Finalmente, entre Septiembre-diciembre de 1965 aconteció la cuarta y última sesión del Concilio y ella encontró al alcalde musulmán de Jerusalem, entonces en manos de Jordania, anunciando que, por acuerdo de las comunidades cristianas, las campanas de la Iglesia del Santo Sepulcro doblarían en señal de protesta por el progreso habido respecto de la declaración católica sobre el pueblo judío, e informando que se había enviado un cable al Papa recordándole “los crímenes judíos contra los árabes de Palestina”. Otro texto judeófobo apareció en Italia culpando a los judíos por la revolución bolchevique y negando la Shoá. “Esta verdad”, proclamaba su autor, “está comenzando a aparecer en la prensa egipcia, siria y jordana. Vaya y pregunte a los árabes quiénes son los judíos, y usted realmente aprenderá cuanto odian a Jesús”. Aun cuando el Concilio ya había concluido, la OLP publicó un libro antisionista, en junio de 1966, bajo el título Nosotros, el Vaticano e Israel.

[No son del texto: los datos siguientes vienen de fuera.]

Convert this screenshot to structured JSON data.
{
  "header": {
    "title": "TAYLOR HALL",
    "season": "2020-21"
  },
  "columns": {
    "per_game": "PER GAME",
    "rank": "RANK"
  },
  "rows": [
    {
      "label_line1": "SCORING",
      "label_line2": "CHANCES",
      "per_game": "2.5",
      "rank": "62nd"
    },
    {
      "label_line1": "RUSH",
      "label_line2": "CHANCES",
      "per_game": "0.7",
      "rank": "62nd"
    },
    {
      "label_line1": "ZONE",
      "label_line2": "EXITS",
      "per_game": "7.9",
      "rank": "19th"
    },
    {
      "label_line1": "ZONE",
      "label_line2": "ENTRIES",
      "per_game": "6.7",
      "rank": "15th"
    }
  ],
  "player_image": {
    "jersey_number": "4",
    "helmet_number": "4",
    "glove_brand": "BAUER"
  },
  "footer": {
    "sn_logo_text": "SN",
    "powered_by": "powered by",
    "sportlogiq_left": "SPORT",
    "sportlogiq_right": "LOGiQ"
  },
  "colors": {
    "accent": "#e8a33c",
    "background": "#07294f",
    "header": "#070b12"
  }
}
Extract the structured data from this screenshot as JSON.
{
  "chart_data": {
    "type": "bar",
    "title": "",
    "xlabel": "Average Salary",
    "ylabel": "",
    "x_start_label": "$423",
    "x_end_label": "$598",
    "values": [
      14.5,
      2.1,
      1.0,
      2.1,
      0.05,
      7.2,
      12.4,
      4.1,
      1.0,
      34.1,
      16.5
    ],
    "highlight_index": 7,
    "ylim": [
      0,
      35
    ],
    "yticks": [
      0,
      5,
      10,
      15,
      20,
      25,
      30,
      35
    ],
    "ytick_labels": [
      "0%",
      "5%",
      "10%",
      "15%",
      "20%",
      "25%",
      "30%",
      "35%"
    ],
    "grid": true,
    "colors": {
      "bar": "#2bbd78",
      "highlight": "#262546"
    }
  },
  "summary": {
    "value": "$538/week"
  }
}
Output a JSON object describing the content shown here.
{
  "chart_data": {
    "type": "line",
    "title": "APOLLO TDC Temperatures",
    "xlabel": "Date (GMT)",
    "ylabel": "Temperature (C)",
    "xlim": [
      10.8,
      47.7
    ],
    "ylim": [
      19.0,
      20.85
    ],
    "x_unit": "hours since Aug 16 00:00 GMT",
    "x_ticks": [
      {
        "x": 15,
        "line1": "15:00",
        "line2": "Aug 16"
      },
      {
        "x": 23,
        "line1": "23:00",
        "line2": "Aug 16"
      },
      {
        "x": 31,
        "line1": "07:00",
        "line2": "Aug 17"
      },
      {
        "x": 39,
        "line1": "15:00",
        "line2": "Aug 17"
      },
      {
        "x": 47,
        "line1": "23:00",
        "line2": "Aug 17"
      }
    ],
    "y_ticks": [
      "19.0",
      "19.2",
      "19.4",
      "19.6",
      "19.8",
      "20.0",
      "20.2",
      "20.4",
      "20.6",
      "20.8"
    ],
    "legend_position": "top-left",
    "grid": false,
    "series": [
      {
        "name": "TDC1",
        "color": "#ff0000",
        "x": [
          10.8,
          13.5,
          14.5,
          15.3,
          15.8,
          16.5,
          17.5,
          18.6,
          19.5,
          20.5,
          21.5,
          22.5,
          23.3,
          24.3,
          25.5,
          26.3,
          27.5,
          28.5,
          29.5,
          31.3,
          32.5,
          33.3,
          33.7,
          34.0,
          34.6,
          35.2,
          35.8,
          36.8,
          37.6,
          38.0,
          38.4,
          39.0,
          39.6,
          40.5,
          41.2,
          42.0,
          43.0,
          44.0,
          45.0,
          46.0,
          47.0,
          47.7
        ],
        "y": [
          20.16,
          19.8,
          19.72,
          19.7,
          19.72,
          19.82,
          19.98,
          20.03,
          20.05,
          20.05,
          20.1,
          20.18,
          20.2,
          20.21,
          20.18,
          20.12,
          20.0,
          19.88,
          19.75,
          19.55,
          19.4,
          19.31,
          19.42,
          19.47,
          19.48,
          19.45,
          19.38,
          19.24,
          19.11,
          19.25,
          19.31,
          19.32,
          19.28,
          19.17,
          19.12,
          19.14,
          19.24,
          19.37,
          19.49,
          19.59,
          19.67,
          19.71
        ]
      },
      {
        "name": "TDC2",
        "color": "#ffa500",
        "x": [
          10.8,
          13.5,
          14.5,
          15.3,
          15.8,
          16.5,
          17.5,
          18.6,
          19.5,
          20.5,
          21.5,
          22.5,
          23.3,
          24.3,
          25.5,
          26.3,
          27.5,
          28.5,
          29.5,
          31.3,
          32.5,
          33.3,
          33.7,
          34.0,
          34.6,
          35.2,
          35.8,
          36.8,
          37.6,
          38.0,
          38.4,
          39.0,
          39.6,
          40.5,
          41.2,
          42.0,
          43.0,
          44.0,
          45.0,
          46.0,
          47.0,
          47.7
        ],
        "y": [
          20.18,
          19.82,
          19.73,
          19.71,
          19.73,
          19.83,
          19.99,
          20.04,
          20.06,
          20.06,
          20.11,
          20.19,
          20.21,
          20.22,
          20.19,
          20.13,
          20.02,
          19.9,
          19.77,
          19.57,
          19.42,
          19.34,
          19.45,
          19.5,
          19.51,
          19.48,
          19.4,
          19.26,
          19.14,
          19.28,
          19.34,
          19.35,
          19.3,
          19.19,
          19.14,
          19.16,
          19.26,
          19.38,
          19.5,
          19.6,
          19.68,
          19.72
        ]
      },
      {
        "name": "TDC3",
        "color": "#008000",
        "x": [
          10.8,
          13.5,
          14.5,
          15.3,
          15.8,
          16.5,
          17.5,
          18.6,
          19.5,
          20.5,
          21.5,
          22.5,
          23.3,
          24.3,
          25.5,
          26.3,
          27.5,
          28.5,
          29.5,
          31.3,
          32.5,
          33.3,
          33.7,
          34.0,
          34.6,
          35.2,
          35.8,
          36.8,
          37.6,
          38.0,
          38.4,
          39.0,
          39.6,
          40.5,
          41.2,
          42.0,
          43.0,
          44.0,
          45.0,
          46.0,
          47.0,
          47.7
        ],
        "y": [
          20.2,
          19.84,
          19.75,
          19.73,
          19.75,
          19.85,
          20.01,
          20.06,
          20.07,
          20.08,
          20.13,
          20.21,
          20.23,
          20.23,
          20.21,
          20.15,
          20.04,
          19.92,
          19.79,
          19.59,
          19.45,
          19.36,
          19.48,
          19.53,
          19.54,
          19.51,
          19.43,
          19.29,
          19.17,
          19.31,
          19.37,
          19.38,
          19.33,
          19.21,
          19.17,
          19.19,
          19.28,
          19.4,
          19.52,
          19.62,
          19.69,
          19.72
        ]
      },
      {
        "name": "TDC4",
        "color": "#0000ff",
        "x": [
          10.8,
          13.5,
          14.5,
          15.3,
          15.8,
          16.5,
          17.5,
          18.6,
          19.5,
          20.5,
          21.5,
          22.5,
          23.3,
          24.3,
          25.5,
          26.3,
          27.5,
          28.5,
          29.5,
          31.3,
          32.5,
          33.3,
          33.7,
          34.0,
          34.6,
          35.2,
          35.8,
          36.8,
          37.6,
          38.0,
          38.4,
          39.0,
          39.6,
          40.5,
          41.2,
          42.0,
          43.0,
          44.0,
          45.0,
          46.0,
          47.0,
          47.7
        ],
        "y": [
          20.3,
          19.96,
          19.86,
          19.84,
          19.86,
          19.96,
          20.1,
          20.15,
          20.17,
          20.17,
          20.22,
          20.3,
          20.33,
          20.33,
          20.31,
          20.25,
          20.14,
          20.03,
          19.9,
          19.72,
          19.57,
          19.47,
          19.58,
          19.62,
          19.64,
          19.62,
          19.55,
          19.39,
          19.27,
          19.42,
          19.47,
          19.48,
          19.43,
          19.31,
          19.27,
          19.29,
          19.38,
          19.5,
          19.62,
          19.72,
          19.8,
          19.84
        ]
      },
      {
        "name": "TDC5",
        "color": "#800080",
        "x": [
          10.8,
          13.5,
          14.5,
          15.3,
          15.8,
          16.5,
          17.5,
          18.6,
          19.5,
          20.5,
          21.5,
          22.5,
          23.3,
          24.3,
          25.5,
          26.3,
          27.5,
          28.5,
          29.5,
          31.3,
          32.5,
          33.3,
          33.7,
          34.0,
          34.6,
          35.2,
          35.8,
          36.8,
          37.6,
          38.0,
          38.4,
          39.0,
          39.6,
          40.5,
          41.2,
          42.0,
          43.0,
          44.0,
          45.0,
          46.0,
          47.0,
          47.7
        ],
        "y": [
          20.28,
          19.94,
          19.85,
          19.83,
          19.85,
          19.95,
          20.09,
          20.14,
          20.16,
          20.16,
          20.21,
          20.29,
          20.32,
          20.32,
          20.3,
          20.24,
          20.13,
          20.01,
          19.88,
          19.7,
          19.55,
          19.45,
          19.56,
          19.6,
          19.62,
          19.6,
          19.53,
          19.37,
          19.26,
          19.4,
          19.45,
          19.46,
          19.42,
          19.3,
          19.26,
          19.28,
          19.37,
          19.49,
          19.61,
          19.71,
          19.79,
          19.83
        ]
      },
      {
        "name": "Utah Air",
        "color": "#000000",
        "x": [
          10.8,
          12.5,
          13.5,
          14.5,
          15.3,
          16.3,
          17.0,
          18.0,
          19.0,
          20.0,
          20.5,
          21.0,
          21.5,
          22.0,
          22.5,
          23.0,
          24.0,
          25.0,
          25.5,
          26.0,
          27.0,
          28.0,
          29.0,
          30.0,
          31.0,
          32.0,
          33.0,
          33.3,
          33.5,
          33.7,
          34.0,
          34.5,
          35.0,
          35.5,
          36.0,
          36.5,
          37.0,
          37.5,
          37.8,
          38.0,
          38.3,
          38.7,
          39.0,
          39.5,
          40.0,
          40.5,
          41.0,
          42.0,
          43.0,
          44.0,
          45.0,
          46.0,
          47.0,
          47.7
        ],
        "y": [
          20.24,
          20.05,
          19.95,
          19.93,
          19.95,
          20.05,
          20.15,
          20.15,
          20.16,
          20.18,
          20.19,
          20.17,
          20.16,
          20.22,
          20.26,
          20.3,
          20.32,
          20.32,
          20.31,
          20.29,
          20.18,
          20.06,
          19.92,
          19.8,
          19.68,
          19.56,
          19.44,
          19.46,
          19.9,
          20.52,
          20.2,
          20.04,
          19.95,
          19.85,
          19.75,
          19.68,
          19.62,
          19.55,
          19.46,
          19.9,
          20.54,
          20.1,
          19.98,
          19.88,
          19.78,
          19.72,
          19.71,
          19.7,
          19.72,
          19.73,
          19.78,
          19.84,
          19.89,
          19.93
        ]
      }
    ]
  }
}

El Papado resistió lo más que pudo este embiste fenomenal y prevaleció al final del camino en publicar una declaración transformadora y fundamental acerca de su relación con el pueblo judío. Pero los árabes y los musulmanes triunfaron en lograr acotar la magnitud del pronunciamiento, en forzar a la Iglesia a rodearlo de expresiones sobre otras religiones y en minimizar el alcance de la delicada cuestión del deicidio. Sin dudas ello también fue resultado de la oposición católica interna y de otros factores, pero los líderes políticos y religiosos árabes y musulmanes hicieron su aporte no menor para que las relaciones entre católicos y judíos no prosperasen todo lo que ambos pueblos mayoritariamente deseaban. Con todo, y a pesar de esta obstrucción decidida, el vínculo judeo-católico floreció en las décadas siguientes a punto tal que los cincuenta años del inicio de Nostra Aetate son hoy en día causa de celebración.

*Autor de Roma y Jerusalem: la política vaticana hacia el estado judío (Debate: 2010). Profesor en el Centro de Estudios de Religión, Estado y Sociedad del Seminario Rabínico Latinoamericano Marshall T. Meyer.